DUBLIN PORT Company is applying, for the third time, for planning permission to reclaim 21 hectares of Dublin Bay to expand its operations.
The Port Company which unsuccessfully sought permission in September 1999 and in March 2002, will this time apply directly to Bord Pleanála under the Strategic Infrastructure Act.
The application, which the Port Company claimed is in the national interest, comes in advance of the conclusion of three separate studies on the future use of the bay. It also comes in advance of the the final designation of most of the inner bay - including the 21 hectares - as a Special Protected Area (SPA), by Minister for Environment John Gormley.
News of the impending application, which is to be lodged by September 8th next, has provoked a strong reaction from politicians.
Dublin North Central TD Finian McGrath claimed he had a letter from the Taoiseach Mr Cowen, effectively promising that the infill would not go ahead.
Mr McGrath told The Irish Times he had been given a specific promise by former taoiseach Bertie Ahern, in return for support for the Government, that the infill would not take place.
Mr McGrath added that this promise was confirmed in writing by Taoiseach Brian Cowen in recent weeks. "Mr Cowen wrote that anything in my agreement with Mr Ahern would be honoured as far as he was concerned", said Mr McGrath.
Clontarf area member of Dublin City Council Gerry Breen said he believed the application was a "final attempt" to infill the 21 hectares which front onto Clontarf Road.
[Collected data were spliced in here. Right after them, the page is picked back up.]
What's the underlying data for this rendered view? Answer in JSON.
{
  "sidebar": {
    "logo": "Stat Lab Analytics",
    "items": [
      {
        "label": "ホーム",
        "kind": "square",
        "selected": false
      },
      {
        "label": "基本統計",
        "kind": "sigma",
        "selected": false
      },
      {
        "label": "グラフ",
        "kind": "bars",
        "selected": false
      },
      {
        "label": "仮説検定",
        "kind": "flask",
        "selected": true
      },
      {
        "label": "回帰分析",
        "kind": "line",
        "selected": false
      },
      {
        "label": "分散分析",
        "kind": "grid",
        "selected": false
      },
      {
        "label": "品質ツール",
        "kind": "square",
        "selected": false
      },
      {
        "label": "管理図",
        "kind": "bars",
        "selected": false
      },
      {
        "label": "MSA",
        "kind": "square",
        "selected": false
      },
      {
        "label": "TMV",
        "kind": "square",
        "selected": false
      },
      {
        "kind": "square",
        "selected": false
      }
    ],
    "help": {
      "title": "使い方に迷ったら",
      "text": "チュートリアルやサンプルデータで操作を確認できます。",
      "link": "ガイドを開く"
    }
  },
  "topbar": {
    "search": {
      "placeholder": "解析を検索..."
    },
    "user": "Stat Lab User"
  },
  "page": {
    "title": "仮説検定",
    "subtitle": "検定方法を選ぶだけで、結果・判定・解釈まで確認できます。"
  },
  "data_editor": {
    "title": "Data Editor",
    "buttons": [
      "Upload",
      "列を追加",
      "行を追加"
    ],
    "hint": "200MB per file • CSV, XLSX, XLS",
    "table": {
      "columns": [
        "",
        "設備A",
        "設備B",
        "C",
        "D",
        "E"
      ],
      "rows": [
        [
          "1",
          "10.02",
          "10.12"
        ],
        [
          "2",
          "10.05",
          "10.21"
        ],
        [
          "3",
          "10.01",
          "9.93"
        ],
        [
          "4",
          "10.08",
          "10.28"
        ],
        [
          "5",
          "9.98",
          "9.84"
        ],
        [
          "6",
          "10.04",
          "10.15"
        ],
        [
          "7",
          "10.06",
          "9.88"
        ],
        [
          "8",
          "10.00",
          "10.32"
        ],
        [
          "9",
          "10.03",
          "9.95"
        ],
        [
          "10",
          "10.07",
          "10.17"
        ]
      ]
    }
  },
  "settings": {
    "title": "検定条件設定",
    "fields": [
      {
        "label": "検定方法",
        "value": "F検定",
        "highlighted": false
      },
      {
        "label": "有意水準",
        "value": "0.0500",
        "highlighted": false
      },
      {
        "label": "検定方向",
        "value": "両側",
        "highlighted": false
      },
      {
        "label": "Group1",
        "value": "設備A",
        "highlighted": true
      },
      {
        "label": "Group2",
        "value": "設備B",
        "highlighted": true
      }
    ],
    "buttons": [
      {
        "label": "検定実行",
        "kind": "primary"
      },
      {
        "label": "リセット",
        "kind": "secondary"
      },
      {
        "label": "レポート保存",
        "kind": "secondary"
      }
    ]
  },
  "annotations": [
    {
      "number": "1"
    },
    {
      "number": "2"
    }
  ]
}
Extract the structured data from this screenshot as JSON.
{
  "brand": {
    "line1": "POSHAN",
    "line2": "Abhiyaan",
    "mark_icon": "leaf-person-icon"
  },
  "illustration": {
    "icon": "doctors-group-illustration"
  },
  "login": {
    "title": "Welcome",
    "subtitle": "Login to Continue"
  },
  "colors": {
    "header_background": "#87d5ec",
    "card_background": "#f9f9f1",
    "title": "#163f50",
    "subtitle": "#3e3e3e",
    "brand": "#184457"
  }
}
He said that the application would cost the State-owned Port Company €100,000 in Bord Pleanála fees alone, and he added that the timing of the application was "interesting", considering the the three studies on the future of the bay.
The end of this month marks the last date for submissions on Mr Gormley's proposed SPA designation which covers all of the inner bay area with the exception of the shipping channels in and out of the port.
The same week marks the start of public meetings on the future of the bay organised by the Dublin Regional Authority at the behest of Minister Gormley.
In addition, while September 8th marks the date by which the Dublin Port Company plans to lodge its application, it is also the final date for submissions on the Department of Transport report on the strategic future of Dublin Port.
Dublin City Council has said it too is pressing ahead with a strategic framework study following last year's public consultation which found 70 per cent of respondents wanted the port to be moved to another location.
However, a spokesman for the port company said it had completed an extensive planning application, including an environmental impact statement, which will be submitted to An Bord Pleanála.
The spokesman added that as the project had been designated "strategic infrastructure" by Bord Pleanála as far back as last year, the company was required by law to submit the application to Bord Pleanála and not to the planning authority. In relation to the timing of the application, the spokesman said the Dublin Port Company was charged with facilitating trade at the heart of Ireland's largest market.
"Ireland needs to be prepared to deal with the upturn when it comes by having sufficient port capacity . . . Therefore, the 21-hectare gateway expansion of the north port area will provide much needed additional capacity at Dublin port which is of strategic importance to the Irish economy and Ireland's capital city."